Microsoft Launches GitHub Copilot at Build Conference to Assist Developers

2025-05-20

Microsoft has introduced a new feature for GitHub Copilot today: the ability to perform tasks or solve problems like a developer while running in the background, functioning as an artificial intelligence agent.

"This agent launches a secure and fully customizable development environment powered by GitHub Actions," said Thomas Dohmke, CEO of GitHub under Microsoft. "As the agent works, it pushes commits to draft pull requests, and you can track every step through the agent session logs."

GitHub Copilot can now act as an asynchronous AI development partner, directly integrated into the GitHub platform.

This new feature incorporates agent-based AI, a growing trend in artificial intelligence that enables models to complete tasks autonomously and work towards goals with minimal human supervision in most scenarios. Although the new GitHub Copilot still requires human oversight—its pull requests need approval and run continuous integration and deployment workflows—it shows remarkable capability in well-tested codebases for tedious tasks and low to medium complexity jobs such as adding features, fixing bugs, extending tests, refactoring code, and improving documentation.

"The GitHub Copilot coding agent is opening doors for every developer to have their own team, working in parallel to enhance their capabilities," said James Zabinski, DevEx Lead at Ernst & Young Global Ltd.

Microsoft stated that the agent is powered by the Model Context Protocol (MCP), a toolkit that connects AI models to external data and functionalities outside GitHub. The MCP server can be configured in the repository settings. The agent also supports multimodal capabilities, allowing it to view images included in assigned GitHub issues, making it possible to develop new features using error screenshots or model diagrams.

"Whether it's code completion, suggesting the next edit, chatting, agent mode, or now the coding agent, GitHub Copilot always has one mission: keeping you in that magical flow state," Dohmke added.

GitHub Models Allow Developers to Experiment

As developers collaborate with AI and Copilot, the new GitHub Model Hub will allow users to explore top-tier models to create, store, evaluate, and share prompts without leaving GitHub, Microsoft noted.

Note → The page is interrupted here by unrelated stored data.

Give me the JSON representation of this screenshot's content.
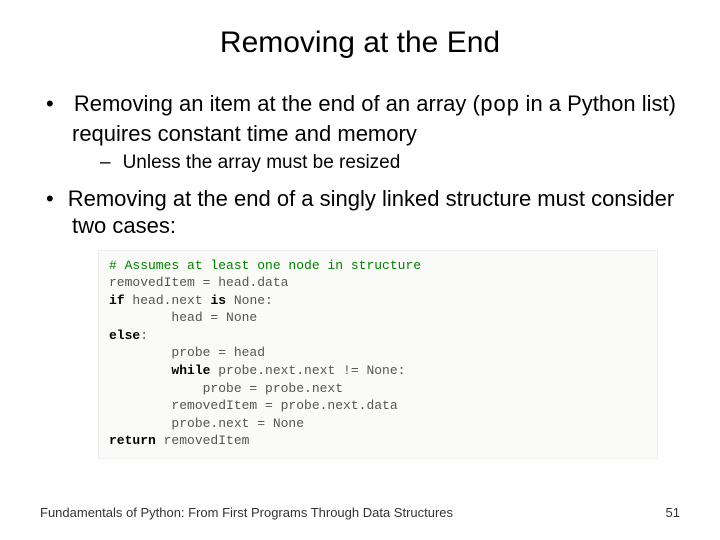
{
  "title": "Removing at the End",
  "bullets": {
    "b1_prefix": "Removing an item at the end of an array (",
    "b1_code": "pop",
    "b1_suffix": " in a Python list) requires constant time and memory",
    "b1_sub1": "Unless the array must be resized",
    "b2": "Removing at the end of a singly linked structure must consider two cases:"
  },
  "code": {
    "l1_comment": "# Assumes at least one node in structure",
    "l2": "removedItem = head.data",
    "l3_kw": "if",
    "l3_rest": " head.next ",
    "l3_is": "is",
    "l3_none": " None:",
    "l4": "        head = None",
    "l5_kw": "else",
    "l5_rest": ":",
    "l6": "        probe = head",
    "l7_kw": "        while",
    "l7_rest": " probe.next.next != None:",
    "l8": "            probe = probe.next",
    "l9": "        removedItem = probe.next.data",
    "l10": "        probe.next = None",
    "l11_kw": "return",
    "l11_rest": " removedItem"
  },
  "footer": {
    "text": "Fundamentals of Python: From First Programs Through Data Structures",
    "page": "51"
  }
}
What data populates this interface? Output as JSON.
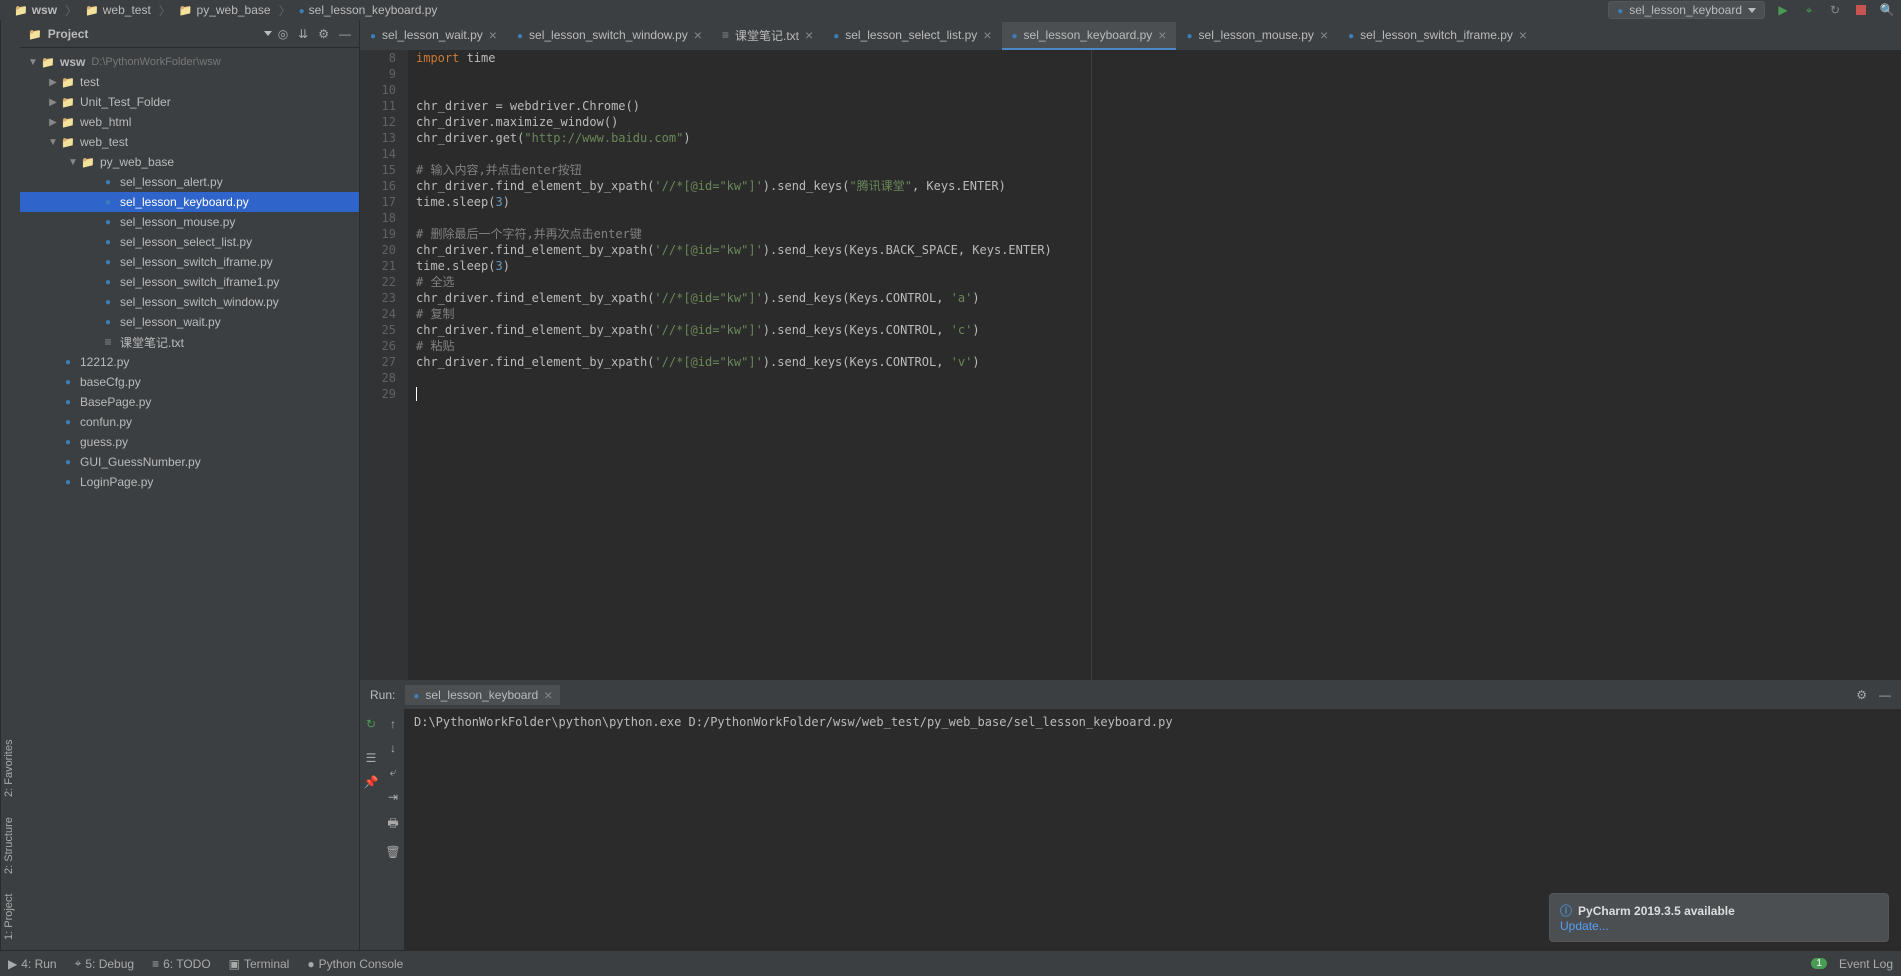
{
  "breadcrumb": [
    "wsw",
    "web_test",
    "py_web_base",
    "sel_lesson_keyboard.py"
  ],
  "run_config": "sel_lesson_keyboard",
  "project_header": "Project",
  "project_root": {
    "name": "wsw",
    "path": "D:\\PythonWorkFolder\\wsw"
  },
  "tree": [
    {
      "name": "test",
      "type": "folder",
      "indent": 1,
      "arrow": "▶"
    },
    {
      "name": "Unit_Test_Folder",
      "type": "folder",
      "indent": 1,
      "arrow": "▶"
    },
    {
      "name": "web_html",
      "type": "folder",
      "indent": 1,
      "arrow": "▶"
    },
    {
      "name": "web_test",
      "type": "folder",
      "indent": 1,
      "arrow": "▼"
    },
    {
      "name": "py_web_base",
      "type": "folder",
      "indent": 2,
      "arrow": "▼"
    },
    {
      "name": "sel_lesson_alert.py",
      "type": "py",
      "indent": 3
    },
    {
      "name": "sel_lesson_keyboard.py",
      "type": "py",
      "indent": 3,
      "selected": true
    },
    {
      "name": "sel_lesson_mouse.py",
      "type": "py",
      "indent": 3
    },
    {
      "name": "sel_lesson_select_list.py",
      "type": "py",
      "indent": 3
    },
    {
      "name": "sel_lesson_switch_iframe.py",
      "type": "py",
      "indent": 3
    },
    {
      "name": "sel_lesson_switch_iframe1.py",
      "type": "py",
      "indent": 3
    },
    {
      "name": "sel_lesson_switch_window.py",
      "type": "py",
      "indent": 3
    },
    {
      "name": "sel_lesson_wait.py",
      "type": "py",
      "indent": 3
    },
    {
      "name": "课堂笔记.txt",
      "type": "txt",
      "indent": 3
    },
    {
      "name": "12212.py",
      "type": "py",
      "indent": 1
    },
    {
      "name": "baseCfg.py",
      "type": "py",
      "indent": 1
    },
    {
      "name": "BasePage.py",
      "type": "py",
      "indent": 1
    },
    {
      "name": "confun.py",
      "type": "py",
      "indent": 1
    },
    {
      "name": "guess.py",
      "type": "py",
      "indent": 1
    },
    {
      "name": "GUI_GuessNumber.py",
      "type": "py",
      "indent": 1
    },
    {
      "name": "LoginPage.py",
      "type": "py",
      "indent": 1
    }
  ],
  "tabs": [
    {
      "label": "sel_lesson_wait.py",
      "type": "py"
    },
    {
      "label": "sel_lesson_switch_window.py",
      "type": "py"
    },
    {
      "label": "课堂笔记.txt",
      "type": "txt"
    },
    {
      "label": "sel_lesson_select_list.py",
      "type": "py"
    },
    {
      "label": "sel_lesson_keyboard.py",
      "type": "py",
      "active": true
    },
    {
      "label": "sel_lesson_mouse.py",
      "type": "py"
    },
    {
      "label": "sel_lesson_switch_iframe.py",
      "type": "py"
    }
  ],
  "code_lines": [
    {
      "n": 8,
      "html": "<span class='kw'>import</span> time"
    },
    {
      "n": 9,
      "html": ""
    },
    {
      "n": 10,
      "html": ""
    },
    {
      "n": 11,
      "html": "chr_driver = webdriver.Chrome()"
    },
    {
      "n": 12,
      "html": "chr_driver.maximize_window()"
    },
    {
      "n": 13,
      "html": "chr_driver.get(<span class='str'>\"http://www.baidu.com\"</span>)"
    },
    {
      "n": 14,
      "html": ""
    },
    {
      "n": 15,
      "html": "<span class='cmt'># 输入内容,并点击enter按钮</span>"
    },
    {
      "n": 16,
      "html": "chr_driver.find_element_by_xpath(<span class='str'>'//*[@id=\"kw\"]'</span>).send_keys(<span class='str'>\"腾讯课堂\"</span>, Keys.ENTER)"
    },
    {
      "n": 17,
      "html": "time.sleep(<span class='num'>3</span>)"
    },
    {
      "n": 18,
      "html": ""
    },
    {
      "n": 19,
      "html": "<span class='cmt'># 删除最后一个字符,并再次点击enter键</span>"
    },
    {
      "n": 20,
      "html": "chr_driver.find_element_by_xpath(<span class='str'>'//*[@id=\"kw\"]'</span>).send_keys(Keys.BACK_SPACE, Keys.ENTER)"
    },
    {
      "n": 21,
      "html": "time.sleep(<span class='num'>3</span>)"
    },
    {
      "n": 22,
      "html": "<span class='cmt'># 全选</span>"
    },
    {
      "n": 23,
      "html": "chr_driver.find_element_by_xpath(<span class='str'>'//*[@id=\"kw\"]'</span>).send_keys(Keys.CONTROL, <span class='str'>'a'</span>)"
    },
    {
      "n": 24,
      "html": "<span class='cmt'># 复制</span>"
    },
    {
      "n": 25,
      "html": "chr_driver.find_element_by_xpath(<span class='str'>'//*[@id=\"kw\"]'</span>).send_keys(Keys.CONTROL, <span class='str'>'c'</span>)"
    },
    {
      "n": 26,
      "html": "<span class='cmt'># 粘贴</span>"
    },
    {
      "n": 27,
      "html": "chr_driver.find_element_by_xpath(<span class='str'>'//*[@id=\"kw\"]'</span>).send_keys(Keys.CONTROL, <span class='str'>'v'</span>)"
    },
    {
      "n": 28,
      "html": ""
    },
    {
      "n": 29,
      "html": "<span class='caret'></span>"
    }
  ],
  "run": {
    "label": "Run:",
    "tab": "sel_lesson_keyboard",
    "output": "D:\\PythonWorkFolder\\python\\python.exe D:/PythonWorkFolder/wsw/web_test/py_web_base/sel_lesson_keyboard.py"
  },
  "bottom_items": [
    "4: Run",
    "5: Debug",
    "6: TODO",
    "Terminal",
    "Python Console"
  ],
  "event_log": "Event Log",
  "notif": {
    "title": "PyCharm 2019.3.5 available",
    "link": "Update..."
  },
  "sidebar_strip": [
    "1: Project",
    "2: Structure",
    "2: Favorites"
  ]
}
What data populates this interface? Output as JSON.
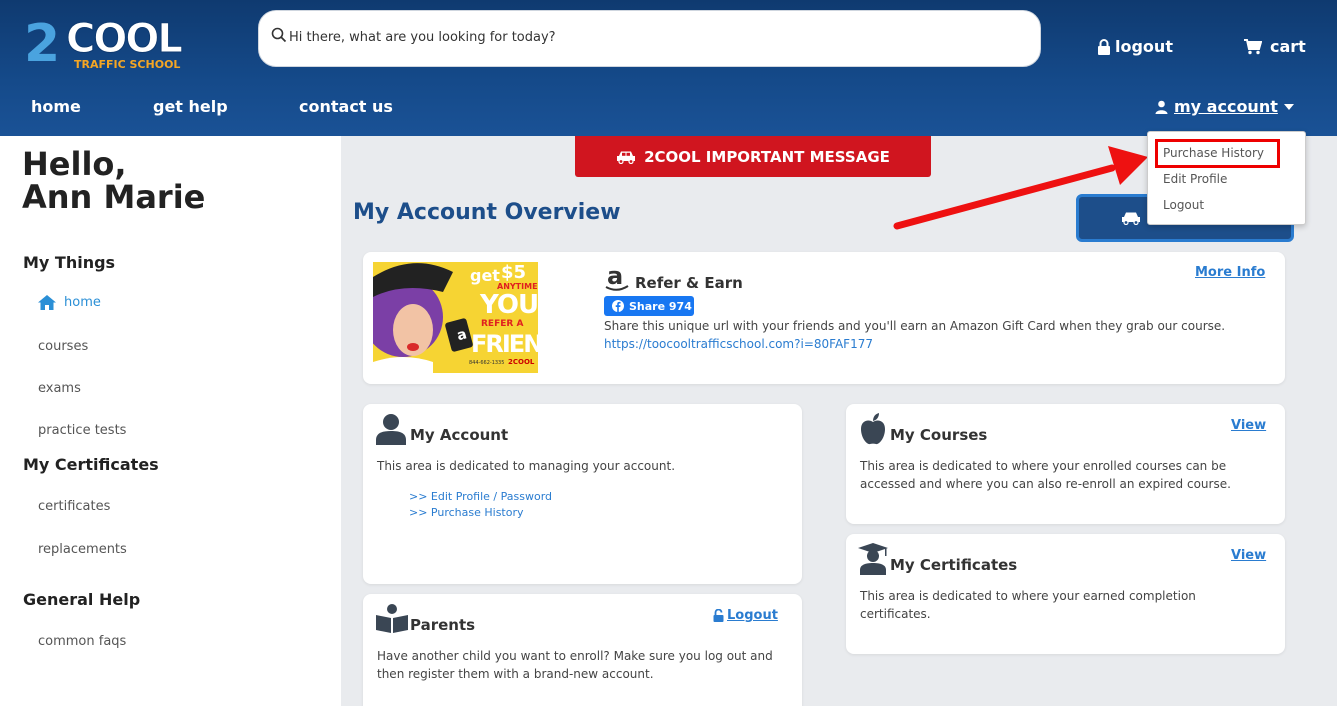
{
  "header": {
    "logo_big": "2",
    "logo_cool": "COOL",
    "logo_sub": "TRAFFIC SCHOOL",
    "search_placeholder": "Hi there, what are you looking for today?",
    "logout_label": "logout",
    "cart_label": "cart",
    "nav": [
      "home",
      "get help",
      "contact us"
    ],
    "account_label": "my account"
  },
  "dropdown": {
    "items": [
      "Purchase History",
      "Edit Profile",
      "Logout"
    ],
    "highlighted_item": "Purchase History"
  },
  "sidebar": {
    "greeting_line1": "Hello,",
    "greeting_line2": "Ann Marie",
    "sections": [
      {
        "heading": "My Things",
        "items": [
          "home",
          "courses",
          "exams",
          "practice tests"
        ]
      },
      {
        "heading": "My Certificates",
        "items": [
          "certificates",
          "replacements"
        ]
      },
      {
        "heading": "General Help",
        "items": [
          "common faqs"
        ]
      }
    ],
    "active_item": "home"
  },
  "main": {
    "important_button": "2COOL IMPORTANT MESSAGE",
    "overview_title": "My Account Overview",
    "refer": {
      "title": "Refer & Earn",
      "more_info": "More Info",
      "share_label": "Share 974",
      "text": "Share this unique url with your friends and you'll earn an Amazon Gift Card when they grab our course.",
      "url": "https://toocooltrafficschool.com?i=80FAF177",
      "img_get": "get",
      "img_amount": "$5",
      "img_anytime": "ANYTIME",
      "img_you": "YOU",
      "img_refer": "REFER A",
      "img_friend": "FRIEND",
      "img_phone": "844-662-1335",
      "img_brand": "2COOL"
    },
    "my_account": {
      "title": "My Account",
      "text": "This area is dedicated to managing your account.",
      "links": [
        ">> Edit Profile / Password",
        ">> Purchase History"
      ]
    },
    "my_courses": {
      "title": "My Courses",
      "view": "View",
      "text": "This area is dedicated to where your enrolled courses can be accessed and where you can also re-enroll an expired course."
    },
    "my_certificates": {
      "title": "My Certificates",
      "view": "View",
      "text": "This area is dedicated to where your earned completion certificates."
    },
    "parents": {
      "title": "Parents",
      "logout": "Logout",
      "text": "Have another child you want to enroll? Make sure you log out and then register them with a brand-new account."
    }
  },
  "colors": {
    "header_bg": "#154a8a",
    "accent_blue": "#2a7cd0",
    "important_red": "#d0151f",
    "highlight_red": "#ee0000"
  }
}
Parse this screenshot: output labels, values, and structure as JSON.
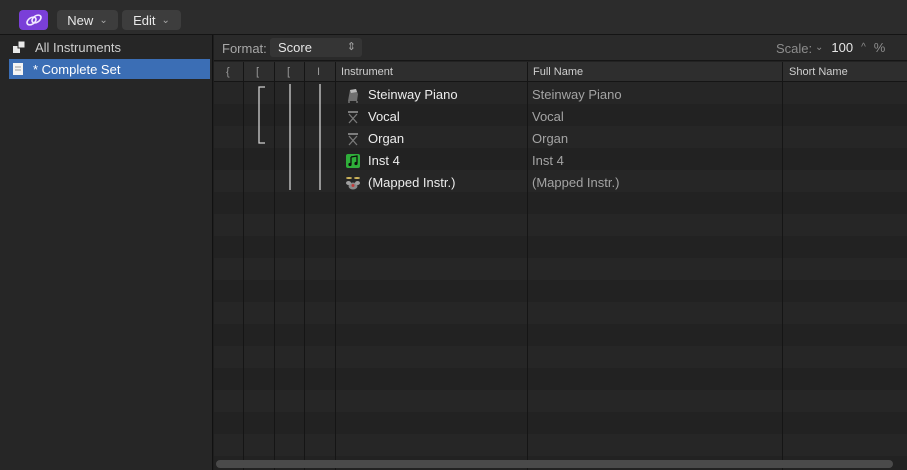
{
  "toolbar": {
    "link_icon": "link-icon",
    "new_label": "New",
    "edit_label": "Edit",
    "chevron": "⌄"
  },
  "sidebar": {
    "items": [
      {
        "label": "All Instruments",
        "icon": "instruments-folder-icon",
        "selected": false
      },
      {
        "label": "* Complete Set",
        "icon": "document-icon",
        "selected": true
      }
    ]
  },
  "format_bar": {
    "format_label": "Format:",
    "format_value": "Score",
    "scale_label": "Scale:",
    "scale_value": "100",
    "scale_unit": "%"
  },
  "table": {
    "headers": {
      "brace": "{",
      "bracket": "[",
      "sub_bracket": "[",
      "barline": "I",
      "instrument": "Instrument",
      "full_name": "Full Name",
      "short_name": "Short Name"
    },
    "rows": [
      {
        "instrument": "Steinway Piano",
        "full_name": "Steinway Piano",
        "icon": "piano-icon"
      },
      {
        "instrument": "Vocal",
        "full_name": "Vocal",
        "icon": "notation-icon"
      },
      {
        "instrument": "Organ",
        "full_name": "Organ",
        "icon": "notation-icon"
      },
      {
        "instrument": "Inst 4",
        "full_name": "Inst 4",
        "icon": "music-note-icon"
      },
      {
        "instrument": "(Mapped Instr.)",
        "full_name": "(Mapped Instr.)",
        "icon": "drum-kit-icon"
      }
    ]
  },
  "colors": {
    "accent": "#7a3fd8",
    "selection": "#3b6eb5",
    "inst4_icon": "#2fae3a"
  }
}
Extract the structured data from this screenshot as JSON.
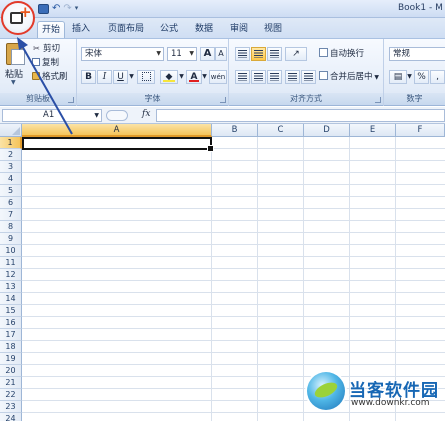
{
  "window": {
    "title": "Book1 - M"
  },
  "quick_access": {
    "save_icon": "save-icon",
    "undo_icon": "undo-icon",
    "redo_icon": "redo-icon",
    "separator": "|",
    "dropdown": "▾"
  },
  "tabs": [
    {
      "label": "开始",
      "active": true
    },
    {
      "label": "插入"
    },
    {
      "label": "页面布局"
    },
    {
      "label": "公式"
    },
    {
      "label": "数据"
    },
    {
      "label": "审阅"
    },
    {
      "label": "视图"
    }
  ],
  "clipboard": {
    "paste_label": "粘贴",
    "cut_label": "剪切",
    "copy_label": "复制",
    "format_painter_label": "格式刷",
    "group_label": "剪贴板"
  },
  "font": {
    "font_name": "宋体",
    "font_size": "11",
    "grow": "A",
    "shrink": "A",
    "bold": "B",
    "italic": "I",
    "underline": "U",
    "font_color_glyph": "A",
    "phonetic": "wén",
    "group_label": "字体"
  },
  "alignment": {
    "wrap_text_label": "自动换行",
    "merge_center_label": "合并后居中",
    "group_label": "对齐方式"
  },
  "number": {
    "format": "常规",
    "percent": "%",
    "comma": ",",
    "group_label": "数字"
  },
  "formula_bar": {
    "name_box": "A1",
    "fx_label": "fx",
    "formula": ""
  },
  "sheet": {
    "columns": [
      "A",
      "B",
      "C",
      "D",
      "E",
      "F"
    ],
    "selected_column": "A",
    "rows": [
      "1",
      "2",
      "3",
      "4",
      "5",
      "6",
      "7",
      "8",
      "9",
      "10",
      "11",
      "12",
      "13",
      "14",
      "15",
      "16",
      "17",
      "18",
      "19",
      "20",
      "21",
      "22",
      "23",
      "24"
    ],
    "selected_row": "1",
    "active_cell": "A1"
  },
  "watermark": {
    "name": "当客软件园",
    "url": "www.downkr.com"
  },
  "colors": {
    "accent": "#e23a2a",
    "selected_header": "#f5c45a",
    "ribbon": "#dbe6f5",
    "annotation_arrow": "#2b4fa6"
  }
}
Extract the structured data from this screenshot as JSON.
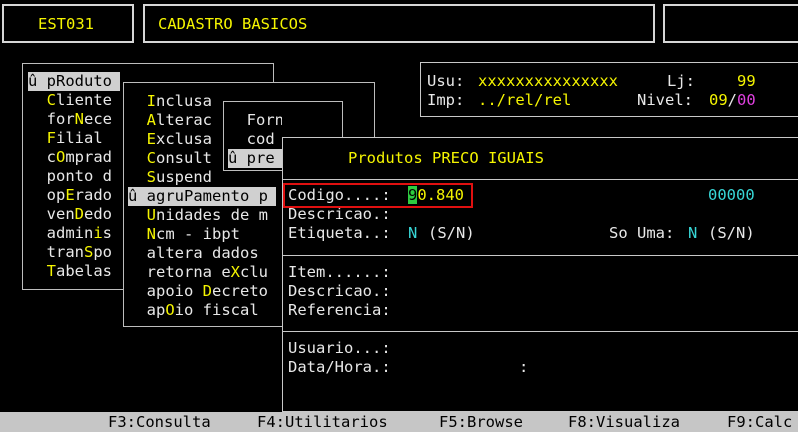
{
  "header": {
    "code": "EST031",
    "title": "CADASTRO BASICOS"
  },
  "user_box": {
    "usu_label": "Usu:",
    "usu_value": "xxxxxxxxxxxxxxx",
    "lj_label": "Lj:",
    "lj_value": "99",
    "imp_label": "Imp:",
    "imp_value": "../rel/rel",
    "nivel_label": "Nivel:",
    "nivel_value_a": "09",
    "nivel_sep": "/",
    "nivel_value_b": "00"
  },
  "menu1": {
    "items": [
      {
        "pre": "û ",
        "hot": "p",
        "rest": "Roduto",
        "selected": true
      },
      {
        "pre": "  ",
        "hot": "C",
        "rest": "liente"
      },
      {
        "pre": "  for",
        "hot": "N",
        "rest": "ece"
      },
      {
        "pre": "  ",
        "hot": "F",
        "rest": "ilial"
      },
      {
        "pre": "  c",
        "hot": "O",
        "rest": "mprad"
      },
      {
        "pre": "  ponto d",
        "hot": "",
        "rest": ""
      },
      {
        "pre": "  op",
        "hot": "E",
        "rest": "rado"
      },
      {
        "pre": "  ven",
        "hot": "D",
        "rest": "edo"
      },
      {
        "pre": "  admin",
        "hot": "i",
        "rest": "s"
      },
      {
        "pre": "  tran",
        "hot": "S",
        "rest": "po"
      },
      {
        "pre": "  ",
        "hot": "T",
        "rest": "abelas"
      }
    ]
  },
  "menu2": {
    "items": [
      {
        "pre": "  ",
        "hot": "I",
        "rest": "nclusa"
      },
      {
        "pre": "  ",
        "hot": "A",
        "rest": "lterac"
      },
      {
        "pre": "  ",
        "hot": "E",
        "rest": "xclusa"
      },
      {
        "pre": "  ",
        "hot": "C",
        "rest": "onsult"
      },
      {
        "pre": "  ",
        "hot": "S",
        "rest": "uspend"
      },
      {
        "pre": "û agru",
        "hot": "P",
        "rest": "amento p",
        "selected": true
      },
      {
        "pre": "  ",
        "hot": "U",
        "rest": "nidades de m"
      },
      {
        "pre": "  ",
        "hot": "N",
        "rest": "cm - ibpt"
      },
      {
        "pre": "  altera dados",
        "hot": "",
        "rest": ""
      },
      {
        "pre": "  retorna e",
        "hot": "X",
        "rest": "clu"
      },
      {
        "pre": "  apoio ",
        "hot": "D",
        "rest": "ecreto"
      },
      {
        "pre": "  ap",
        "hot": "O",
        "rest": "io fiscal"
      }
    ]
  },
  "menu3": {
    "items": [
      {
        "text": "  Fornece"
      },
      {
        "text": "  cod"
      },
      {
        "text": "û pre",
        "selected": true
      }
    ]
  },
  "dialog": {
    "title": "Produtos PRECO IGUAIS",
    "codigo_label": "Codigo....:",
    "codigo_cursor": "9",
    "codigo_rest": "0.840",
    "codigo_right": "00000",
    "descricao_label": "Descricao.:",
    "etiqueta_label": "Etiqueta..:",
    "etiqueta_value": "N",
    "etiqueta_hint": "(S/N)",
    "so_uma_label": "So Uma:",
    "so_uma_value": "N",
    "so_uma_hint": "(S/N)",
    "item_label": "Item......:",
    "descricao2_label": "Descricao.:",
    "referencia_label": "Referencia:",
    "usuario_label": "Usuario...:",
    "datahora_label": "Data/Hora.:",
    "datahora_colon": ":"
  },
  "fkeys": [
    "F3:Consulta",
    "F4:Utilitarios",
    "F5:Browse",
    "F8:Visualiza",
    "F9:Calc"
  ]
}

GitHub Models will serve as a centralized hub for model and prompt evaluations, enabling users to build, test, and manage AI functionalities directly from their environments and repositories, eliminating the need to switch contexts between tools.

Microsoft also mentioned that it will allow developers to experiment with safeguards so they can operate securely.

Introducing Agent-Based AI to DevOps

Today, Microsoft also announced the launch of what it calls Agent-Based DevOps, the next evolution of DevOps, where intelligent agents will collaborate with users and each other. These agents will automate and optimize every stage of the software lifecycle.

DevOps is a software development methodology that combines 'development' and 'operations' teams to collaboratively take responsibility across the software lifecycle, integrating code into repositories and continuously testing and delivering software through automation. It also includes continuously measuring application performance.

"Agent-Based DevOps will help you build faster, eliminate backlogs, reduce technical debt, secure your applications, and keep everything running smoothly in production," Microsoft explained. "The best part is, we place you at the center of this orchestra, directing the agents and approving suggestions so you can focus on building epic solutions."

The company says GitHub Copilot will be at the heart of all this, capable of handling complex multi-step coding tasks, analyzing intricate codebases, making cross-file edits, generating and running tests, fixing bugs, and suggesting commands.

Microsoft also announced the release of a Site Reliability Engineering agent for Azure, which can run around the clock and automatically troubleshoot issues as they arise. It continuously monitors the performance of Kubernetes, app services, serverless, and database environments in real-time, leveraging deep knowledge built from Azure-based services.

When it provides remedies or fixes, these actions are logged in GitHub issues for teams to follow up and close the loop. This means fewer emergency calls, as the system can self-heal. Of course, it can't fix everything on its own—someone may still get woken up.

Open-Sourcing GitHub Copilot in VS Code

Microsoft is open-sourcing GitHub Copilot in Visual Studio Code. Over the next few months, the company plans to bring the AI-powered features of the GitHub Copilot extension to the VS Code open-source repository.